Aujourd’hui, Julie pense sincèrement que ses fondations sont plus solides que jamais. Elle s’autorise toutefois à penser que personne n’est à l’abri d’une rechute, et que de se montrer à nouveau vulnérable ou fragile est plus que normal. « On mène des vies de fous, tout va tellement vite. J’ai longtemps fonctionné grâce à l’aide d’un radar. Comme si je fonçais la tête la première, les yeux fermés vers je ne sais trop où ! Aujourd’hui, comme j’ai appris à me connaître, je suis capable de m’arrêter et de prendre du recul pour éviter de me retrouver, encore une fois, face à un mur. De toute façon, je me dois d’être vigilante et bienveillante, car dans ma famille, nous sommes, disons, sujets à la dépression et abonnés à l’anxiété. Ça fait partie des démons avec lesquels nous avons appris à vivre. »

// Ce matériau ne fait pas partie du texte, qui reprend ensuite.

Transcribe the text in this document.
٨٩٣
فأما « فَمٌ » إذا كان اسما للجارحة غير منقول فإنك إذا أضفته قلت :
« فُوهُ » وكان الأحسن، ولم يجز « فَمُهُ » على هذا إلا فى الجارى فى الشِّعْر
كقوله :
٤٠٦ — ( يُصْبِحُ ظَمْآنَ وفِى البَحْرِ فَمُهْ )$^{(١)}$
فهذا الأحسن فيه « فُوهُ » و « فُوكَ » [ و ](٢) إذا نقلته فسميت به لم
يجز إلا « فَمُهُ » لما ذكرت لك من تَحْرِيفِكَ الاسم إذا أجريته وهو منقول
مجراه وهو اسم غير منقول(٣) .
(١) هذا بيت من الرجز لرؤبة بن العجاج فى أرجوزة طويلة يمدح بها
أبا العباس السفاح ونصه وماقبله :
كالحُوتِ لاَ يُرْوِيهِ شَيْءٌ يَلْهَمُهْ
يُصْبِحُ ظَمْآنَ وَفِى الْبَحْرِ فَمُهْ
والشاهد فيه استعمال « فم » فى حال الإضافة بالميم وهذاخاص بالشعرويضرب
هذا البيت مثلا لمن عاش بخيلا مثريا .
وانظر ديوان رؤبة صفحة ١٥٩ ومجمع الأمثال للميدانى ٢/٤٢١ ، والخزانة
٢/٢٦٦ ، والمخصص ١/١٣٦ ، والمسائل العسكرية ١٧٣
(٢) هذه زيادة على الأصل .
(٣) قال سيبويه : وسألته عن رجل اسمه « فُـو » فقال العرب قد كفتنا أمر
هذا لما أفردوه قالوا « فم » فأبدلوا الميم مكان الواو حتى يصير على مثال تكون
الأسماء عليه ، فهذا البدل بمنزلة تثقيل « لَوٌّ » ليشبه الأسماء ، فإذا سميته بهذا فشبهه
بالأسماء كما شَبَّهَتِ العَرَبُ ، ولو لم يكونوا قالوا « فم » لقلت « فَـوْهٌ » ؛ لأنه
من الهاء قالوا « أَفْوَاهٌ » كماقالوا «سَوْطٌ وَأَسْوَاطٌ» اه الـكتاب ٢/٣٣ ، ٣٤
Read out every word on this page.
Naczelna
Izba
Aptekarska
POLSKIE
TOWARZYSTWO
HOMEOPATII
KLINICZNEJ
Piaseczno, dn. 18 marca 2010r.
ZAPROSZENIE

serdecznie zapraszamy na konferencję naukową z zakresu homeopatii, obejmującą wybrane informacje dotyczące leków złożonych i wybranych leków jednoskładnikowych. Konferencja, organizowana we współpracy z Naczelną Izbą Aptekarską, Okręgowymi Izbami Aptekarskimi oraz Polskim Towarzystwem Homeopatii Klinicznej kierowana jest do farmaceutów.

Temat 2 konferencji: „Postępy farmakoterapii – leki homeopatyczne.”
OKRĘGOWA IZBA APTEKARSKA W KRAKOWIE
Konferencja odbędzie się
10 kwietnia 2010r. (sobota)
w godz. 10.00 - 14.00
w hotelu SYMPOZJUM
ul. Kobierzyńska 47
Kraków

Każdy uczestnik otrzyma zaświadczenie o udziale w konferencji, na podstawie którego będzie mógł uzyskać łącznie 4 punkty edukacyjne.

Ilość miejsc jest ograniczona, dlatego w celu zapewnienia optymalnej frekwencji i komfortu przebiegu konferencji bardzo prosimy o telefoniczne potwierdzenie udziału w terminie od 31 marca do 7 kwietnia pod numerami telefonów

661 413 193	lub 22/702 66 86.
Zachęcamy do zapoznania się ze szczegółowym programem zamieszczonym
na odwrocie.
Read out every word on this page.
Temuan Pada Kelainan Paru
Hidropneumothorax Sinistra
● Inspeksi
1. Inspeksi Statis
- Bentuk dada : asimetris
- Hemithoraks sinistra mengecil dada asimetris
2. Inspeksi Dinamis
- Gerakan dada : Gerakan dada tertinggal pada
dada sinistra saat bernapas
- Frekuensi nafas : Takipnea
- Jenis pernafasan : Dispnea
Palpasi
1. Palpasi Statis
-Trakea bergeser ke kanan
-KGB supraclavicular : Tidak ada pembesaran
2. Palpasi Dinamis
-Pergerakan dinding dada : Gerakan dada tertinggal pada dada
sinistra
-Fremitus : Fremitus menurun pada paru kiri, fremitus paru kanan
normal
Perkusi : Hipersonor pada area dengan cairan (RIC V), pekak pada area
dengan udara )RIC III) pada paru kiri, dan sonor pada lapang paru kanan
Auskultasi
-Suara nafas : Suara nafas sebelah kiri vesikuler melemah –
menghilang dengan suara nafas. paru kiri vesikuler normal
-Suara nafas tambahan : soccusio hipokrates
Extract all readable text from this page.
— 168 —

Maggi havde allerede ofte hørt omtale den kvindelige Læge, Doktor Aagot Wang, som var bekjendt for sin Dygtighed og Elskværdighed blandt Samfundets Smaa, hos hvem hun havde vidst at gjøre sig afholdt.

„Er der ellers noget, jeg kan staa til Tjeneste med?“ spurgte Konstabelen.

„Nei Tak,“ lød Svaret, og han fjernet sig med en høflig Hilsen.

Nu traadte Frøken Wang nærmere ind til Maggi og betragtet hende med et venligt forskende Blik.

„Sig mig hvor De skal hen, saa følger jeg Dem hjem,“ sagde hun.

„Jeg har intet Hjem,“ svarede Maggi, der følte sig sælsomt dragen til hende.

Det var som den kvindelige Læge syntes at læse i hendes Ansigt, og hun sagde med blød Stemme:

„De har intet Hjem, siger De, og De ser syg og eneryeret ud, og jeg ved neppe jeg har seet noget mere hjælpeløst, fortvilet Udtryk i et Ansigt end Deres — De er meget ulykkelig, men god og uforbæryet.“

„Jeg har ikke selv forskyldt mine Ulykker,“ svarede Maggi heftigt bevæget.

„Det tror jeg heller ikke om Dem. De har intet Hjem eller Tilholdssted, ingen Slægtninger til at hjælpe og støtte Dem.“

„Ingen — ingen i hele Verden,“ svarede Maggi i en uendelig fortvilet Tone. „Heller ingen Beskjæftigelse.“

Ce côté plus sombre, que Julie ne cache à personne, est pourtant bien loin de l’image qu’elle projette, celle d’une fille lumineuse au rire contagieux. « C’est effectivement ce que je suis, mais avec mille et une nuances ! Les rayons de soleil provoquent aussi des zones d’ombre, et tout ça fait partie de moi. Mais je m’efforce d’installer la joie à chaque nouvelle journée. C’est ce qui me porte et me donne l’énergie nécessaire pour accomplir l’impossible. Ce qui me sert aussi, c’est la musique. J’ai la chance, depuis plus de vingt ans, d’animer à la radio quotidiennement et d’y présenter les meilleures chansons qui soient. Pour moi, c’est la meilleure façon de mettre de la bonne humeur dans mes moments plus gris. C’est le meilleur des exutoires. »

Julie Bélanger

©Photo : ­Julien ­Faugère - Magazine Mieux Etre

Alors que 2020 tire à sa fin, on peut sans nul doute affirmer que cette année aura chamboulé nos vies tout en nous poussant vers la résilience. Pour l’animatrice, cette pandémie est l’occasion rêvée de poursuivre l’apprentissage du lâcher-prise. « Résister, c’est perdre une énergie qui pourrait servir positivement. Je m’efforce tous les jours de voir le beau autour de moi. Je sais bien que ce n’est pas toujours simple de faire abstraction du négatif, mais mon truc à moi, c’est de me sauver dans la nature. Étant native de la Côte-Nord, j’ai besoin d’espace et d’eau. Je suis chanceuse, car, où je vis, j’ai le fleuve dans ma cour. Quand je sens l’anxiété monter, je m’accorde quelques minutes, je sors respirer à mon propre rythme et je vous jure que ça marche ! »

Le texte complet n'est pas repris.